By Dave Cantor
Perched atop one of the highest points in California, Djin Aquarian remains a figure wedged into the country’s history of out-music and social experiments. Neither defines him, but both contribute to the aura surrounding a communal, religious group called the Source Family he was a member of in the seventies. Thirty-six years later, the views and practices espoused by its god-head, Father Yod, make most middle-Americans squeamish. At the time this all went down, the Family must have been at least a little terrifying.
“We worked and lived in [this world],” Djin says. “But on the other hand, we were very different. … We had sex differently, we ate differently. … we sealed ourselves off … didn’t go out of the Family and kept growing through that.”
The Source Family, helmed by a war-vet-turned-restaurateur with the given name Jim Baker, could be lumped into the miasma of 1960s social experiments. But there’s something else going on. Smoking weed was a ritual, but drugs weren’t a focus. They weren’t totally freed from monetary concerns—Baker’s Sunset Strip health-food eatery sustained them. It’s all curious—the reams of music they recorded as Ya Ho Wha 13 are, too.
What hooked Jodi Wille, who along with Maria Demopoulos, directed “The Source Family” film, which documents a communal, eight-year existence, was that the group’s impetus had to do with forging new ways of living. And it was all helmed by Yod, a guy she describes as having lived several full lives.
“I’ve been obsessed with fringe religious groups and visionaries and extreme sociological behavior for many years,” she says, adding that she was raised in a rather strict Christian home. “I started visiting outsider artists all over the South. And that had an impact on the way I saw artists, but also individuals who contributed to our culture but were misunderstood. My work over the years has focused on that—forgotten history. Father Yod fits into the trajectory of my passions.”
But what first drew Wille to Yod’s experiment was a 1998 compendium of albums recorded in 1973 and 1974 called “God and Hair.” The sprawling thirteen-disc set presents an array of approaches Djin, Octavious, Sunflower, Yod and sundry Family members took to music. There’re composed songs, but what the ensemble might be best known for are its ecstatic improvisations.
“The first phase was letting us get our desires out by letting us do our rehearsed music,” Djin, the band’s guitarist, says of the frequent sessions—there’s reportedly about sixty albums worth of material. “It just dawned on [Yod] that there was a special kind of music that could be tapped into that was coming through the ether that we were capable of pulling in—it wasn’t crafted or preconceived, it was just channeled.”
Favoring the frenzy improvised music inspired, Yod coaxed the band into a lather, pounding a kettle drum, howling devotionals and chanting.

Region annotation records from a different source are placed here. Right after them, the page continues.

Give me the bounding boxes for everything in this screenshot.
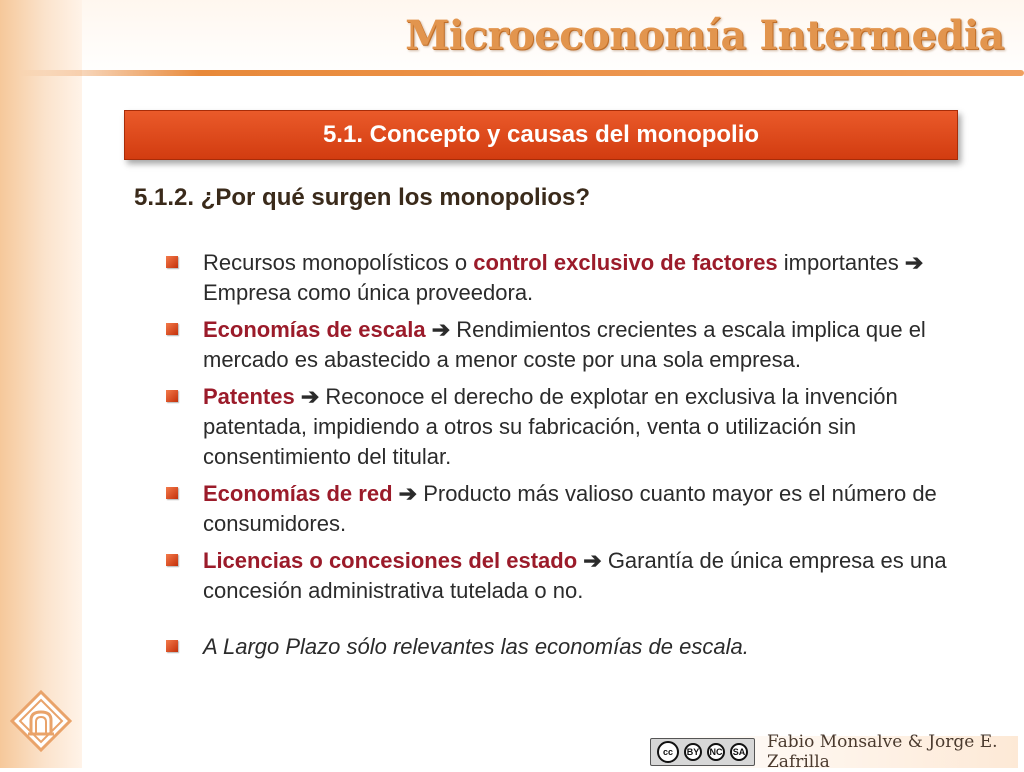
bullet-text: Recursos monopolísticos o bbox=[203, 250, 474, 275]
arrow-icon: ➔ bbox=[431, 317, 451, 342]
bullet-item bbox=[166, 546, 956, 606]
bullet-item bbox=[166, 479, 956, 539]
bullet-item bbox=[166, 315, 956, 375]
bullet-text: Producto más valioso cuanto mayor es el número de consumidores. bbox=[203, 481, 937, 536]
arrow-icon: ➔ bbox=[583, 548, 602, 573]
bullet-item bbox=[166, 632, 956, 662]
header-rule bbox=[20, 70, 1024, 76]
arrow-icon: ➔ bbox=[300, 384, 320, 409]
bullet-text: Empresa como única proveedora. bbox=[203, 280, 534, 305]
square-bullet-icon bbox=[166, 390, 178, 402]
bullet-text: Reconoce el derecho de explotar en exclusiva la invención patentada, impidiendo a otros su fabricación, venta o utilización sin consentimiento del titular. bbox=[203, 384, 898, 469]
author-credit: Fabio Monsalve & Jorge E. Zafrilla bbox=[767, 732, 998, 772]
bullet-text: A Largo Plazo sólo relevantes las economías de escala. bbox=[203, 634, 749, 659]
attribution-mark: BY bbox=[684, 743, 702, 761]
bullet-keyword: Economías de escala bbox=[203, 317, 426, 342]
bullet-text: Rendimientos crecientes a escala implica que el mercado es abastecido a menor coste por una sola empresa. bbox=[203, 317, 926, 372]
section-banner bbox=[124, 110, 958, 160]
cc-license-mark: cc bbox=[657, 741, 679, 763]
bullet-item bbox=[166, 248, 956, 308]
bullet-keyword: Economías de red bbox=[203, 481, 393, 506]
bullet-keyword: control exclusivo de factores bbox=[473, 250, 778, 275]
left-decorative-band bbox=[0, 0, 82, 768]
section-title: 5.1. Concepto y causas del monopolio bbox=[322, 121, 760, 148]
square-bullet-icon bbox=[166, 487, 178, 499]
university-arch-logo-icon bbox=[10, 690, 72, 752]
bullet-item bbox=[166, 382, 956, 472]
square-bullet-icon bbox=[166, 640, 178, 652]
course-title: Microeconomía Intermedia bbox=[405, 12, 1004, 59]
square-bullet-icon bbox=[166, 256, 178, 268]
square-bullet-icon bbox=[166, 323, 178, 335]
arrow-icon: ➔ bbox=[398, 481, 418, 506]
bullet-text: importantes bbox=[777, 250, 905, 275]
creative-commons-icon bbox=[650, 738, 755, 766]
arrow-icon: ➔ bbox=[904, 250, 924, 275]
bullet-list bbox=[166, 248, 956, 669]
sharealike-mark: SA bbox=[730, 743, 748, 761]
footer-bar bbox=[650, 732, 1018, 772]
bullet-text: Garantía de única empresa es una concesión administrativa tutelada o no. bbox=[203, 548, 947, 603]
square-bullet-icon bbox=[166, 554, 178, 566]
bullet-keyword: Patentes bbox=[203, 384, 295, 409]
noncommercial-mark: NC bbox=[707, 743, 725, 761]
subsection-heading: 5.1.2. ¿Por qué surgen los monopolios? bbox=[134, 184, 591, 211]
bullet-keyword: Licencias o concesiones del estado bbox=[203, 548, 578, 573]
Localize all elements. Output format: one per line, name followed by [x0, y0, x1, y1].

He didn’t lead the band so much as attempt to conduct the chaos. Discordance, though, attracted new adherents several decades after the Family disbanded.
“It was mysterious stuff no one seemed to know the true origins of,” Chicago-based psych purveyor Steve Krakow, a.k.a. Plastic Crimewave, says of first hearing Ya Ho Wha 13. “Was it a cult? Who were these musicians? The story ended up being too good to be true.”
It’s folks like Krakow, who last year recorded “Save the World” with Djin, that have made the Family’s band an enduring commodity, but that’s not what the Wille’s documentary focuses on.
“The story of the Source Family is so much bigger than the music,” she says. “There were elements, to me, that were ultimately more important. As a storyteller, to make the film about the music instead of about Father Yod and what the Family went through would diminish the importance of the material.”
So, while the film’s a bit short on performance footage, viewers can catch Yod delivering a baby. And even the aftermath of a 1977 accident that would lead to his death was captured for posterity by a Family member. It’s all soundtracked with music wrenched from the swirling minds of folks some perceive to be cultists. But that can’t diminish what was set to tape.
Djin approves of the songs compiled and issued as the film’s soundtrack on Drag City Records. But as a disclaimer to those would-be viewers searching out electric shamans jamming impromptu, it’s not there. Lopping folk-rock with swelling choruses accompanies most of the film. But the lilting soundtrack jives with a documentary that reaches for the heart of a utopian dream. Maybe the pinnacle of human life on earth was obtained. Or Yod could have been a scammer. The truth’s at least a bit of what Family members perceive, though.
“It was like going to sleep in heaven and waking up on earth,” Djin says.